Comment by smithkl42
1 day ago
This is roughly my experience with LLMs. I've had a lot of friends that have had good experience vibe coding very small new apps. And occasionally I've had AI speed things up for me when adding a specific feature to our main app. But at roughly 2 million lines of code, and with 10 years of accumulated tribal knowledge, LLMs really seem to struggle with our current codebase.
The last task I tried to get an LLM to do was a fairly straightforward refactor of some of our C# web controllers - just adding a CancellationToken to the controller method signature whenever the underlying services could accept one. It struggled so badly with that task that I eventually gave up and just did it by hand.
The widely cited study that shows LLMs slow things down by 20% or so very much coheres with my experience, which is generally: fight with the LLM, give up, do it by hand.

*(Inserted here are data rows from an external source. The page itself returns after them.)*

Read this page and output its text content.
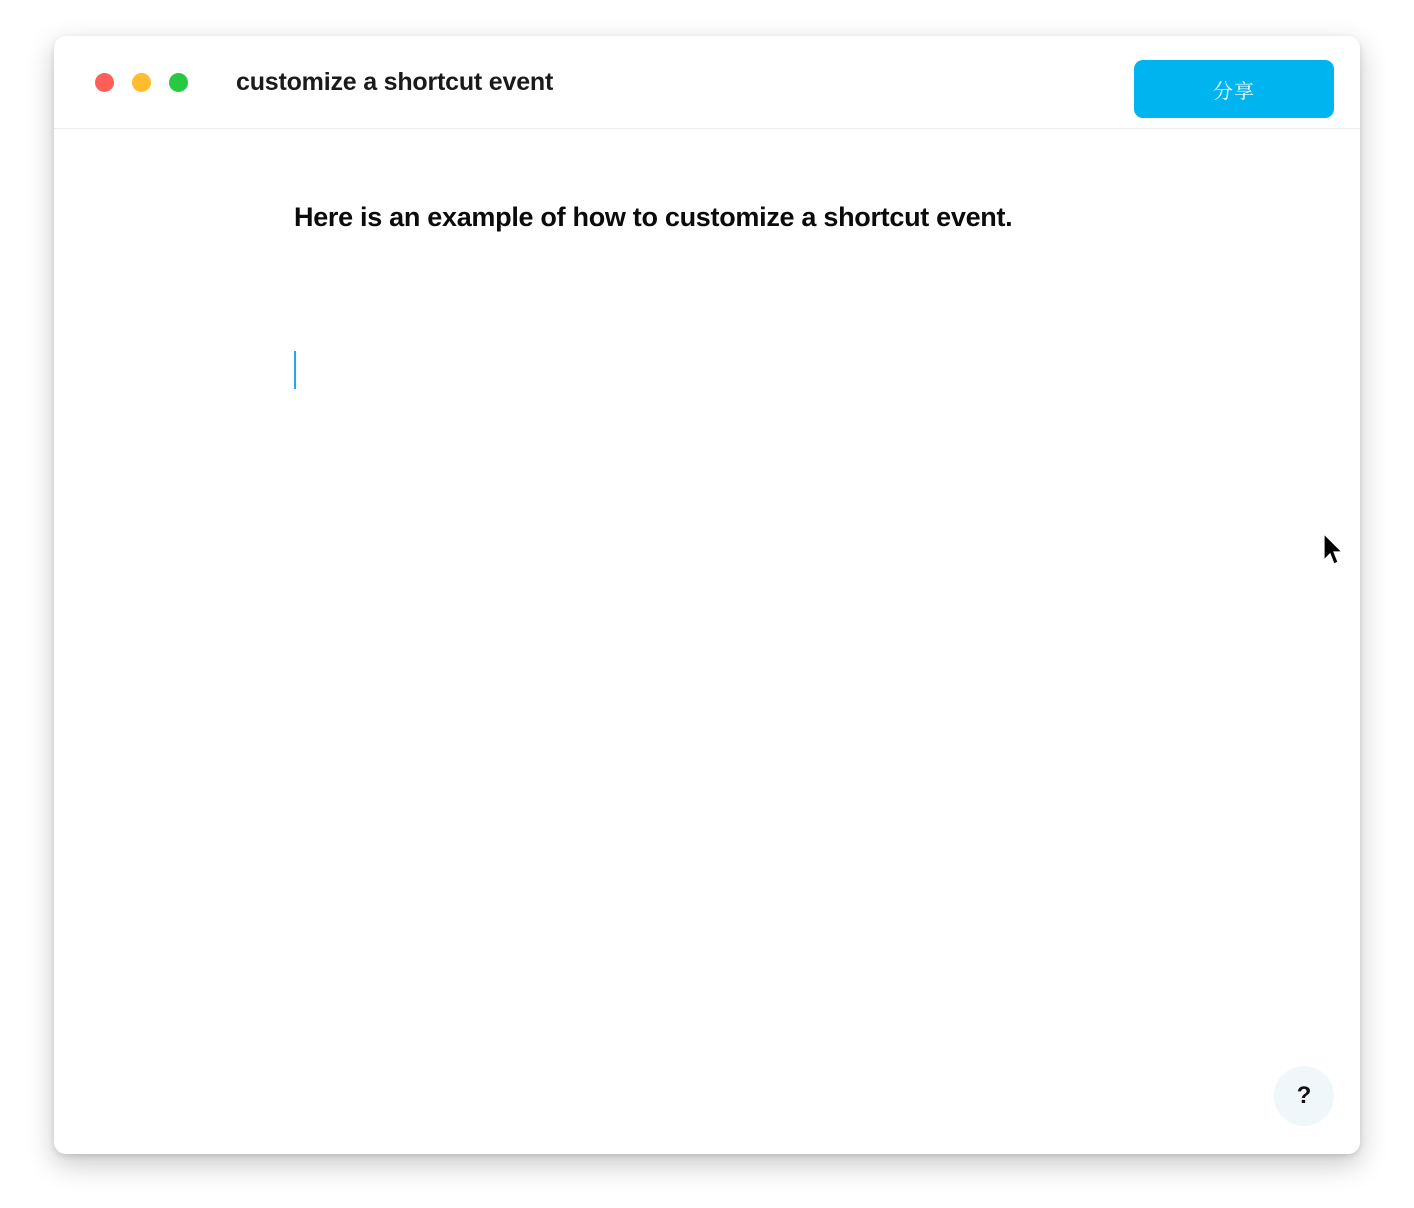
customize a shortcut event	分享
Here is an example of how to customize a shortcut event.
?
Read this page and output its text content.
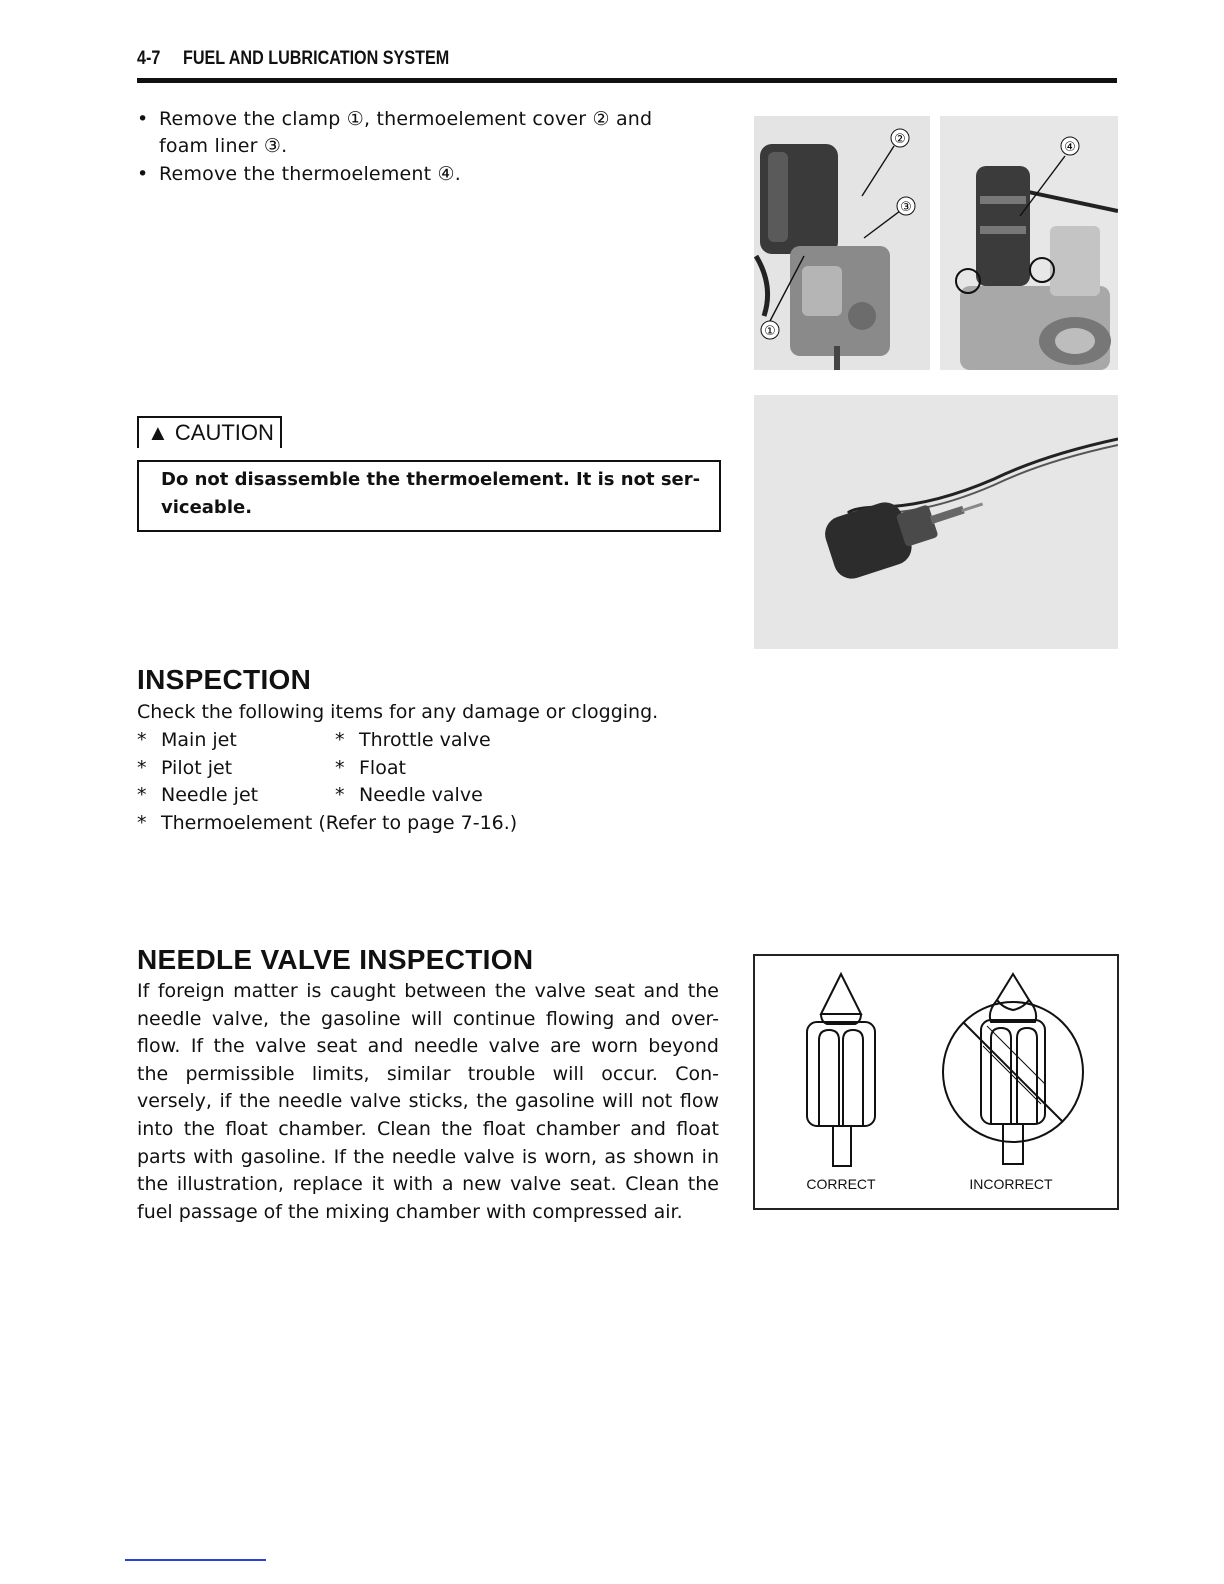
4-7 FUEL AND LUBRICATION SYSTEM
• Remove the clamp ①, thermoelement cover ② and
foam liner ③.
• Remove the thermoelement ④.
②
③
①
④
▲ CAUTION
Do not disassemble the thermoelement. It is not ser-
viceable.
INSPECTION
Check the following items for any damage or clogging.
* Main jet	* Throttle valve
* Pilot jet	* Float
* Needle jet	* Needle valve
* Thermoelement (Refer to page 7-16.)
NEEDLE VALVE INSPECTION
If foreign matter is caught between the valve seat and the
needle valve, the gasoline will continue flowing and over-
flow. If the valve seat and needle valve are worn beyond
the permissible limits, similar trouble will occur. Con-
versely, if the needle valve sticks, the gasoline will not flow
into the float chamber. Clean the float chamber and float
parts with gasoline. If the needle valve is worn, as shown in
the illustration, replace it with a new valve seat. Clean the
fuel passage of the mixing chamber with compressed air.
CORRECT	INCORRECT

My experience is that sometimes they give you a 10x speedup but then you hit a wall and take 30 times longer to do a simple thing and a lot of people just keep hammering because of the first feeling. Outside of boilerplate, I haven't seen it be this magical tool people keep claiming it is.
That's the definition of an advanced scaffolding tool. And yes, I subscribe to that. From time to time I use Gemini CLI for little tools I have no time to read all the docs of thinkgs I'm not used to, but in the end I need to make flow changes and be forced to understand the generated code. x10 faster bootstrap, x30 slower manual changes, 100% my codebase problem.